The much greater impact overall is in large organizations doing this at scale – reducing fossil fuel use and investing in renewable energy and regenerative agriculture projects.

Overall footprint, carbon offsets

The greatest impact on carbon footprint is in managing energy use, and that includes energy used for transportation as well as to create goods and services whose use could be averted (such as health care).

The much greater impact overall is in large organizations doing this at scale – reducing fossil fuel use and investing in renewable energy and regenerative agriculture projects.

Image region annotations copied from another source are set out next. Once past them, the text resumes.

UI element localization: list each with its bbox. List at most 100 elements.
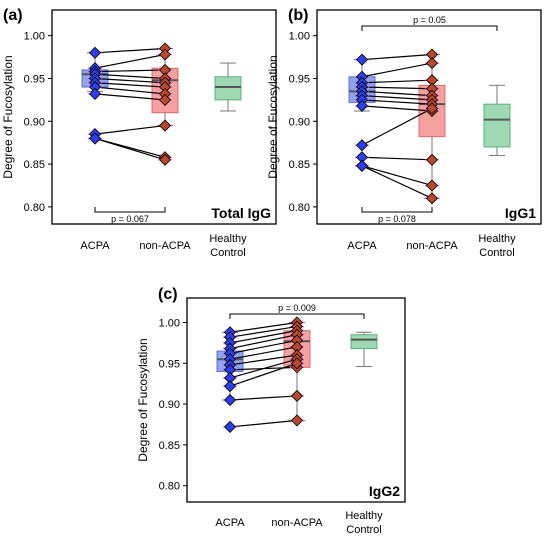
- box: [214, 76, 242, 101]
- pair-line: [361, 95, 433, 101]
- plot-frame: [51, 9, 277, 225]
- nonacpa-point: [425, 179, 439, 192]
- nonacpa-point: [425, 192, 439, 205]
- acpa-point: [88, 87, 102, 100]
- acpa-point: [88, 46, 102, 59]
- pair-line: [94, 82, 166, 88]
- p-value-label: p = 0.009: [278, 303, 316, 313]
- pair-line: [361, 86, 433, 90]
- panel-b: 0.80 0.85 0.90 0.95 1.00 Degree of Fucosylati…: [266, 7, 542, 259]
- nonacpa-point: [425, 153, 439, 166]
- pair-line: [361, 53, 433, 61]
- acpa-point: [355, 53, 369, 66]
- plot-frame: [186, 297, 406, 503]
- nonacpa-point: [158, 119, 172, 132]
- pair-line: [94, 77, 166, 84]
- x-category-label: ACPA: [215, 517, 245, 529]
- panel-label: (a): [3, 7, 23, 24]
- pair-line: [361, 165, 433, 199]
- x-category-label: ACPA: [80, 240, 110, 252]
- x-category-label: Healthy: [478, 233, 516, 245]
- pair-line: [361, 107, 433, 146]
- panel-caption: IgG2: [369, 483, 400, 499]
- y-tick-label: 0.80: [159, 481, 180, 493]
- y-tick-label: 1.00: [159, 317, 180, 329]
- pair-line: [229, 358, 298, 379]
- p-value-label: p = 0.078: [378, 214, 416, 224]
- pair-line: [94, 93, 166, 101]
- y-tick-label: 1.00: [289, 31, 310, 43]
- panel-label: (c): [158, 286, 178, 303]
- panel-caption: Total IgG: [211, 205, 271, 221]
- pair-line: [361, 90, 433, 97]
- pair-line: [361, 165, 433, 187]
- nonacpa-point: [158, 153, 172, 166]
- panel-caption: IgG1: [505, 205, 536, 221]
- pair-line: [229, 419, 298, 428]
- box: [483, 103, 511, 148]
- nonacpa-point: [425, 102, 439, 115]
- x-category-label: Control: [479, 247, 514, 259]
- acpa-point: [355, 139, 369, 152]
- acpa-point: [355, 159, 369, 172]
- panel-a: 0.80 0.85 0.90 0.95 1.00 Degree of Fucosylati…: [1, 7, 277, 259]
- y-tick-label: 0.90: [159, 399, 180, 411]
- nonacpa-point: [290, 414, 304, 427]
- pair-line: [361, 105, 433, 112]
- nonacpa-point: [425, 57, 439, 70]
- y-tick-label: 0.85: [289, 159, 310, 171]
- y-axis-label: Degree of Fucosylation: [266, 55, 280, 178]
- y-tick-label: 0.95: [289, 73, 310, 85]
- pair-line: [361, 99, 433, 105]
- y-tick-label: 0.90: [289, 116, 310, 128]
- pair-line: [229, 346, 298, 360]
- acpa-point: [223, 393, 237, 407]
- pair-line: [229, 321, 298, 333]
- pair-line: [94, 53, 166, 69]
- nonacpa-point: [158, 48, 172, 61]
- x-category-label: non-ACPA: [139, 240, 191, 252]
- pair-line: [229, 325, 298, 338]
- panel-c: 0.80 0.85 0.90 0.95 1.00 Degree of Fucosylati…: [136, 286, 406, 536]
- pair-line: [94, 73, 166, 80]
- y-tick-label: 1.00: [24, 31, 45, 43]
- y-axis-label: Degree of Fucosylation: [1, 55, 15, 178]
- x-category-label: Healthy: [345, 510, 383, 522]
- plot-frame: [316, 9, 542, 225]
- box: [350, 334, 378, 350]
- x-category-label: Control: [210, 247, 245, 259]
- y-tick-label: 0.95: [159, 358, 180, 370]
- pair-line: [94, 47, 166, 54]
- pair-line: [229, 339, 298, 355]
- pair-line: [229, 330, 298, 344]
- pair-line: [229, 395, 298, 401]
- pair-line: [94, 137, 166, 161]
- p-value-label: p = 0.067: [111, 214, 149, 224]
- nonacpa-point: [290, 389, 304, 402]
- panel-label: (b): [288, 7, 308, 24]
- acpa-point: [355, 99, 369, 112]
- y-tick-label: 0.95: [24, 73, 45, 85]
- x-category-label: ACPA: [347, 240, 377, 252]
- x-category-label: non-ACPA: [406, 240, 458, 252]
- pair-line: [94, 124, 166, 135]
- pair-line: [94, 86, 166, 95]
- pair-line: [361, 156, 433, 161]
- y-tick-label: 0.80: [289, 202, 310, 214]
- pair-line: [94, 69, 166, 73]
- acpa-point: [223, 420, 237, 433]
- significance-bracket: [361, 207, 433, 213]
- x-category-label: non-ACPA: [271, 517, 323, 529]
- pair-line: [361, 62, 433, 78]
- nonacpa-point: [290, 357, 304, 370]
- pair-line: [229, 354, 298, 366]
- x-category-label: Healthy: [209, 233, 247, 245]
- y-tick-label: 0.80: [24, 202, 45, 214]
- pair-line: [229, 362, 298, 387]
- significance-bracket: [229, 313, 365, 319]
- x-category-label: Control: [346, 524, 381, 536]
- y-tick-label: 0.85: [24, 159, 45, 171]
- y-axis-label: Degree of Fucosylation: [136, 338, 150, 461]
- p-value-label: p = 0.05: [413, 15, 446, 25]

I have purchased carbon offsets for the footprint above – see: Purchasing Carbon Offsets as a non-diabetic physician on an LCHF diet – How, What, Why

Our climate is changing:

2018.05 Low Carb and Low Carbon - Ted Eytan MD-1001-781
2018.05 Low Carb and Low Carbon – Ted Eytan MD-1001-781 (View on Flickr.com)

And, we’re in the era of diabetes reversal, why don’t more doctors know?

Feel free to check my work in the comments, we have a desire to know rather than a desire to be right.

References

  1. United Nations: offset.climateneutralnow.org
  2. CoolClimate Network: coolclimate.org/calculator
  3. Jones CM, Kammen DM. Quantifying Carbon Footprint Reduction Opportunities for U.S. Households and Communities. Environ Sci Technol [Internet]. 2011 May [cited 2019 Oct 3];45(9):4088–95. Available from: https://pubs.acs.org/doi/10.1021/es102221h

Disclosures

See my disclosures page. Short version: I have none.